REMEMBERING D-DAY: WAS IT ALL IN VAIN?

By Bill Muehlenberg - Posted at Culture Watch:

Can the West any longer defend itself?

Eighty years ago (on June 6), young men (some just teenagers) hit the beaches of Normandy to stop the Nazi menace. Brits, Americans, Australians, Canadians, Kiwis as well as youthful soldiers from places like France, Holland, Norway, and Poland were all involved in seeking to defeat Hitler and liberate Europe.

What Churchill said in a wartime speech delivered to the House of Commons four years earlier certainly applies to that notable day of eight decades ago: “Never was so much owed by so many to so few.” There is plenty that can be said about what had transpired on that fateful day. Let me share just one quote looking at some aspects of it:
Planners had divided the landing zone into five separate beaches. The Americans landed at Utah and Omaha beaches. The British and Canadians landed at Gold, Juno, and Sword beaches. The fiercest fighting was on Omaha Beach where the enemy was positioned on steep cliffs that commanded the long, flat shoreline. Troops leapt from their landing boats and were pinned down for hours by murderous machine-gun fire that turned the beach into a vast killing field. “If you (stayed) there you were going to die,” Lieutenant Colonel Bill Friedman said. “We just had to . . . try to get to the bottom of the cliffs on which the Germans had mounted their defenses.” By midday, the Americans had surmounted the cliffs and taken Omaha Beach at a heavy cost: over 2,400 killed, wounded, or missing out of the total of approximately 34,000 who came ashore that day, a loss rate of more than 7 percent. By nightfall, about 160,000 Allied troops were ashore with nearly a million more men on the way that summer. 
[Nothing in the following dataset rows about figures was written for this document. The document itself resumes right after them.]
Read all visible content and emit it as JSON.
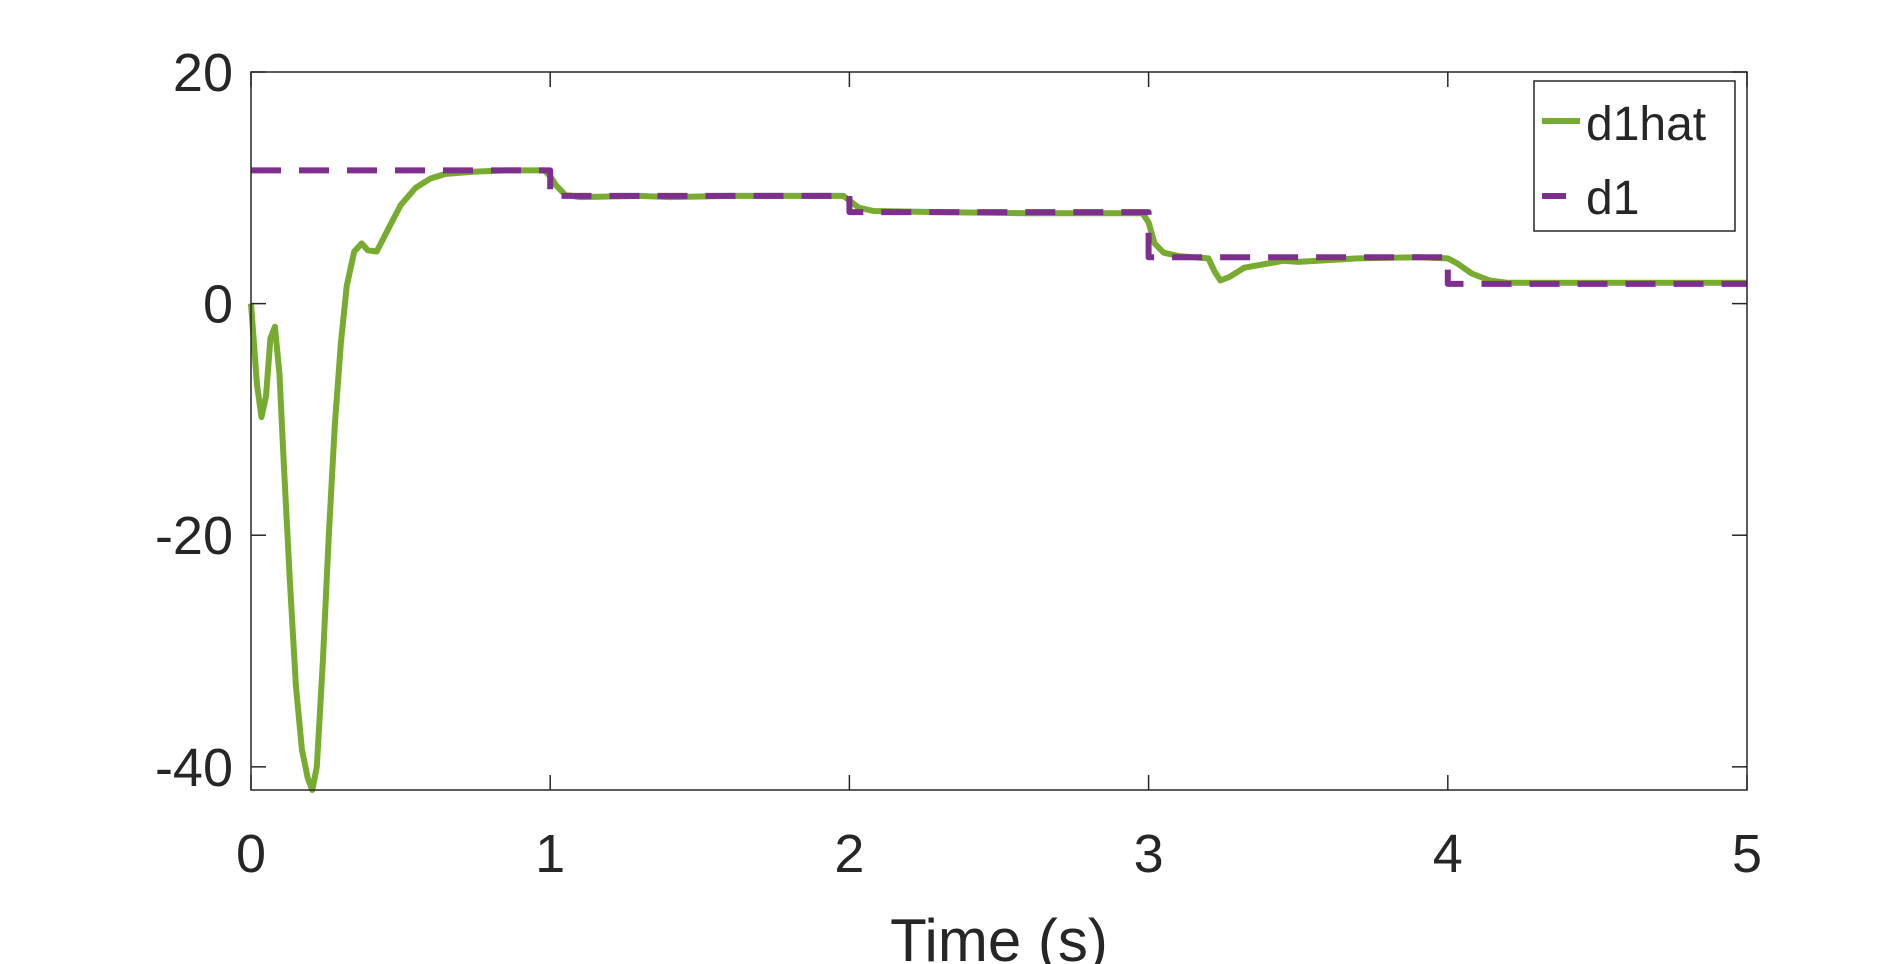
{
  "chart_data": {
    "type": "line",
    "xlabel": "Time (s)",
    "ylabel": "",
    "xlim": [
      0,
      5
    ],
    "ylim": [
      -42,
      20
    ],
    "x_ticks": [
      0,
      1,
      2,
      3,
      4,
      5
    ],
    "y_ticks": [
      -40,
      -20,
      0,
      20
    ],
    "x_tick_labels": [
      "0",
      "1",
      "2",
      "3",
      "4",
      "5"
    ],
    "y_tick_labels": [
      "-40",
      "-20",
      "0",
      "20"
    ],
    "grid": false,
    "legend_position": "top-right",
    "series": [
      {
        "name": "d1hat",
        "color": "#77AC30",
        "style": "solid",
        "points": [
          [
            0.0,
            0.0
          ],
          [
            0.01,
            -3.5
          ],
          [
            0.02,
            -7.0
          ],
          [
            0.035,
            -9.8
          ],
          [
            0.05,
            -8.0
          ],
          [
            0.065,
            -3.0
          ],
          [
            0.08,
            -2.0
          ],
          [
            0.095,
            -6.0
          ],
          [
            0.11,
            -14.0
          ],
          [
            0.13,
            -24.0
          ],
          [
            0.15,
            -33.0
          ],
          [
            0.17,
            -38.5
          ],
          [
            0.19,
            -41.0
          ],
          [
            0.205,
            -42.0
          ],
          [
            0.22,
            -40.0
          ],
          [
            0.24,
            -31.0
          ],
          [
            0.26,
            -20.0
          ],
          [
            0.28,
            -10.5
          ],
          [
            0.3,
            -3.5
          ],
          [
            0.32,
            1.5
          ],
          [
            0.345,
            4.5
          ],
          [
            0.37,
            5.2
          ],
          [
            0.39,
            4.6
          ],
          [
            0.42,
            4.5
          ],
          [
            0.46,
            6.5
          ],
          [
            0.5,
            8.5
          ],
          [
            0.55,
            10.0
          ],
          [
            0.6,
            10.8
          ],
          [
            0.65,
            11.2
          ],
          [
            0.75,
            11.4
          ],
          [
            0.85,
            11.5
          ],
          [
            0.98,
            11.5
          ],
          [
            1.0,
            11.0
          ],
          [
            1.02,
            10.2
          ],
          [
            1.05,
            9.4
          ],
          [
            1.1,
            9.2
          ],
          [
            1.3,
            9.3
          ],
          [
            1.4,
            9.2
          ],
          [
            1.6,
            9.3
          ],
          [
            1.8,
            9.3
          ],
          [
            1.98,
            9.3
          ],
          [
            2.0,
            8.9
          ],
          [
            2.03,
            8.3
          ],
          [
            2.08,
            8.0
          ],
          [
            2.3,
            7.9
          ],
          [
            2.6,
            7.8
          ],
          [
            2.8,
            7.8
          ],
          [
            2.98,
            7.8
          ],
          [
            3.0,
            7.0
          ],
          [
            3.02,
            5.2
          ],
          [
            3.05,
            4.4
          ],
          [
            3.1,
            4.1
          ],
          [
            3.2,
            3.9
          ],
          [
            3.22,
            2.8
          ],
          [
            3.24,
            2.0
          ],
          [
            3.27,
            2.3
          ],
          [
            3.32,
            3.1
          ],
          [
            3.45,
            3.7
          ],
          [
            3.5,
            3.6
          ],
          [
            3.7,
            3.9
          ],
          [
            3.9,
            4.0
          ],
          [
            4.0,
            3.9
          ],
          [
            4.03,
            3.5
          ],
          [
            4.08,
            2.6
          ],
          [
            4.14,
            2.0
          ],
          [
            4.2,
            1.8
          ],
          [
            4.4,
            1.8
          ],
          [
            4.6,
            1.8
          ],
          [
            5.0,
            1.8
          ]
        ]
      },
      {
        "name": "d1",
        "color": "#7E2F8E",
        "style": "dashed",
        "points": [
          [
            0.0,
            11.5
          ],
          [
            1.0,
            11.5
          ],
          [
            1.0,
            9.3
          ],
          [
            2.0,
            9.3
          ],
          [
            2.0,
            7.9
          ],
          [
            3.0,
            7.9
          ],
          [
            3.0,
            4.0
          ],
          [
            4.0,
            4.0
          ],
          [
            4.0,
            1.7
          ],
          [
            5.0,
            1.7
          ]
        ]
      }
    ]
  }
}
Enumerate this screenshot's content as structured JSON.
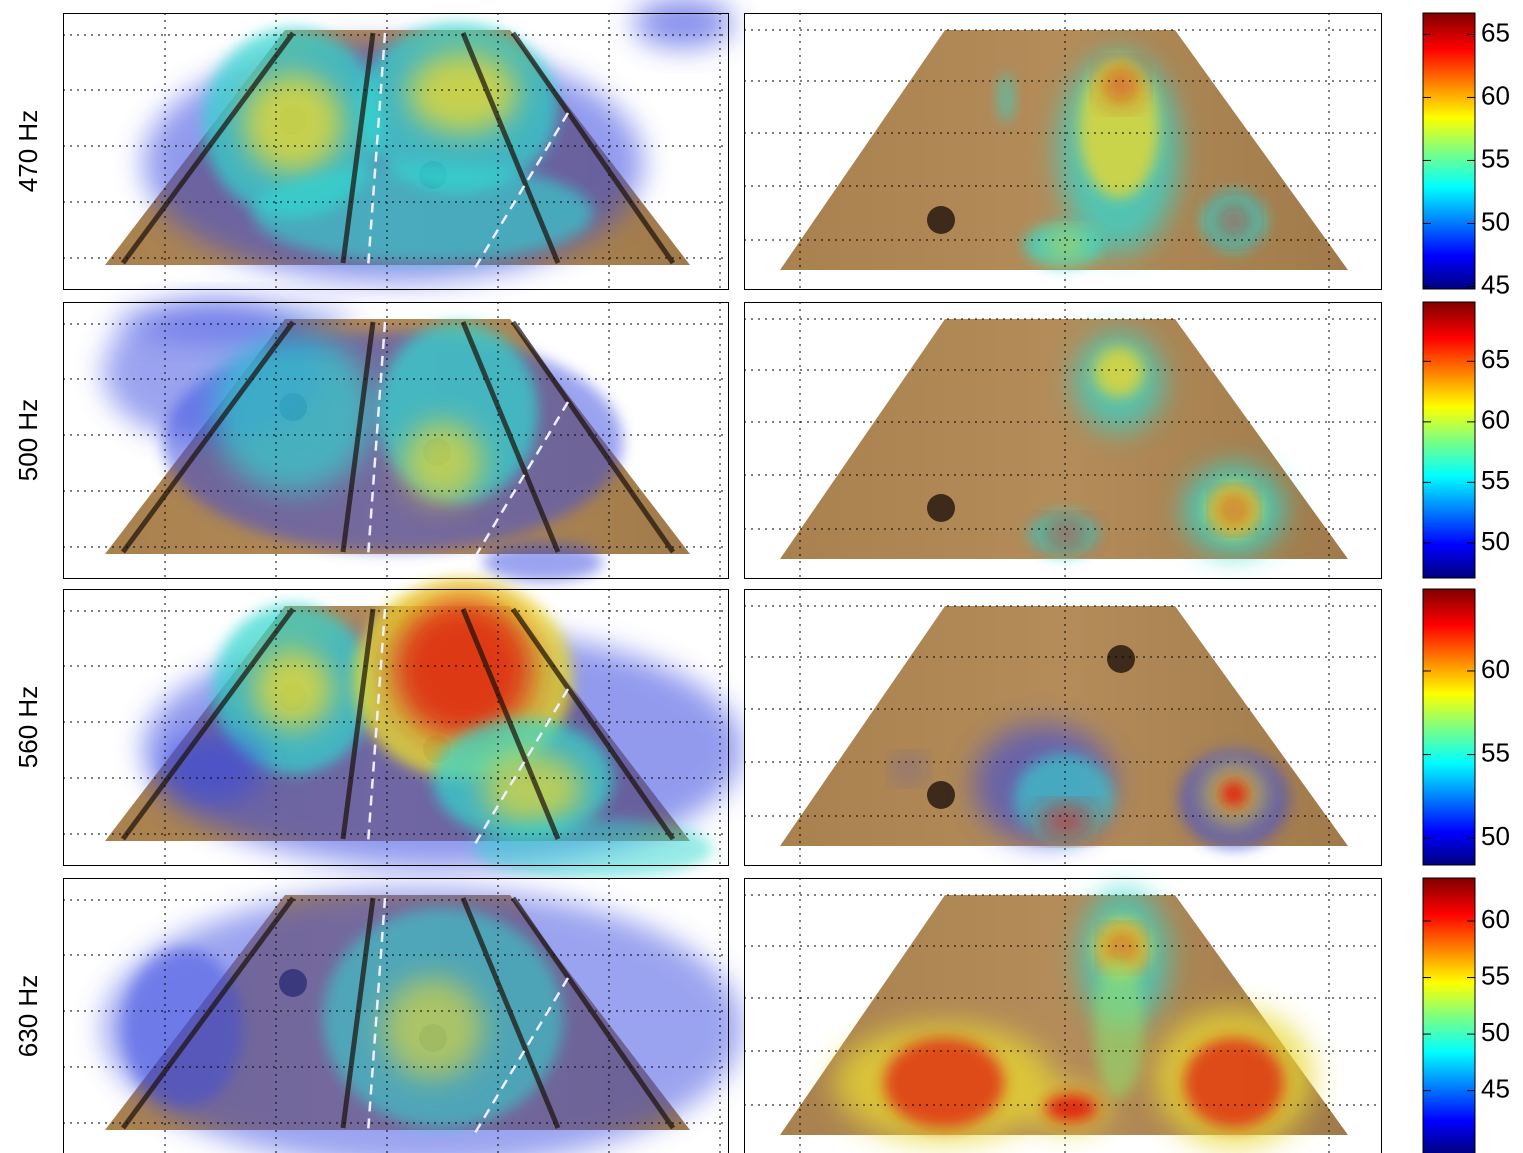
{
  "rows": [
    {
      "label": "470 Hz",
      "colorbar": {
        "ylim": [
          44.8,
          66.7
        ],
        "yticks": [
          45,
          50,
          55,
          60,
          65
        ]
      }
    },
    {
      "label": "500 Hz",
      "colorbar": {
        "ylim": [
          47.1,
          69.9
        ],
        "yticks": [
          50,
          55,
          60,
          65
        ]
      }
    },
    {
      "label": "560 Hz",
      "colorbar": {
        "ylim": [
          48.4,
          64.9
        ],
        "yticks": [
          50,
          55,
          60
        ]
      }
    },
    {
      "label": "630 Hz",
      "colorbar": {
        "ylim": [
          39.4,
          63.8
        ],
        "yticks": [
          45,
          50,
          55,
          60
        ]
      }
    }
  ]
}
While the Allied forces did such an incredible job, showing so much bravery, courage and self-sacrifice, the question arises whether such a thing could be repeated today. Sadly, not only is there a strong anti-western sentiment among many living in the West today, but the notions of patriotism, duty, love of country, and a willingness to protect it are all fading fast.